Les contributions pourraient, par exemple, explorer les traits communs (ou non) de ces représentations selon la période, le lieu, ou même le genre de l’auteur. De même, les contributions pourraient analyser les similitudes et différences entre les récits de mère sur leur propre situation avec des récits où ces expériences sont présentées par un autre qu’elle-même.

·       Les abstracts (d’environ 500 mots, accompagnés d’une notice biographique d’une dizaine de lignes) sont à envoyer à adrien.chiroux@uclouvain.be pour le 15 août 2025 au plus tard.

·       Les retours du comité scientifique arriveront fin août/début septembre.

·       Attention : veuillez noter qu’après la sélection, l’article complet (40.000 signes, espaces compris) sera attendu pour le 10 novembre 2025 au plus tard.

·       Le retour des reviewers arrivera début janvier 2026.

·       Les éventuels changements à réaliser seront attendus pour fin février 2026 au plus tard.

----

Bibliographie sélective :

Andrin Muriel, Loriaux Stéphanie & Obst Barbara (dir.), M comme mère, M comme monstre, Bruxelles, Éditions de l’Université de Bruxelles, 2015.

Badinter Élisabeth, Le Conflit : la femme et la mère, Paris, Flammarion, 2010.

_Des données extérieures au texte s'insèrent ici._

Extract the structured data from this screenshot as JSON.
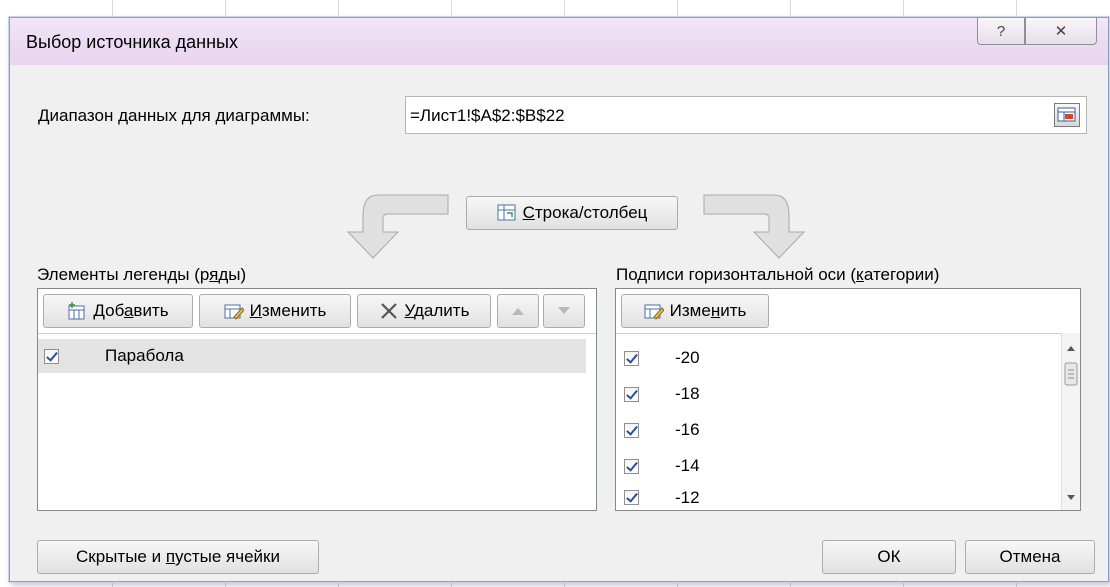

Caute Adeline, Maternité et sacrifice dans le récit au féminin français, québécois et américain (1945-1968), Paris, Classiques Garnier, 2018.

Douglas Susan J. & Michaels Meredith W., The Mommy Myth: The Idealization of Motherhood and How It Has Undermined All Women, New York (N.Y.), Free Press, 2004.

Dufourmantelle Anne, La Femme et le sacrifice : d’Antigone à la femme d’à côté, Paris, Denoël, 2007.

—, La Sauvagerie maternelle, Paris, Calmann-Levy, 2001.

Hertrampf Marina Ortrud M., « Mater genetrix ?! Une introduction aux images de la mère dans la littérature contemporaine d’expression française », Mater Genetrix : Les images de la mère dans la littérature contemporaine d’expression française (dir. Marina Ortrud M. Hertrampf),  Berlin, De Gruyter, 2024, p. 1-12.

Hertrampf Marina Ortrud M. (dir.), Mater Genetrix : Les images de la mère dans la littérature contemporaine d’expression française, Berlin, De Gruyter, 2024.

Kaplan E. Ann, Motherhood and Representation: The Mother in Popular Culture and Melodrama, London, Routledge, 1992.

Knibiehler Yvonne, Histoire des mères et de la maternité en Occident, Paris, PUF, 2000.

—, La Révolution maternelle : femmes, maternité, citoyenneté depuis 1945, Paris, Perrin, 1997. 

Knibiehler Yvonne & Sagaert Martine, Les Mots des mères : du XVIIe siècle à nos jours : histoire et anthologie, Paris, Robert Laffont, 2016.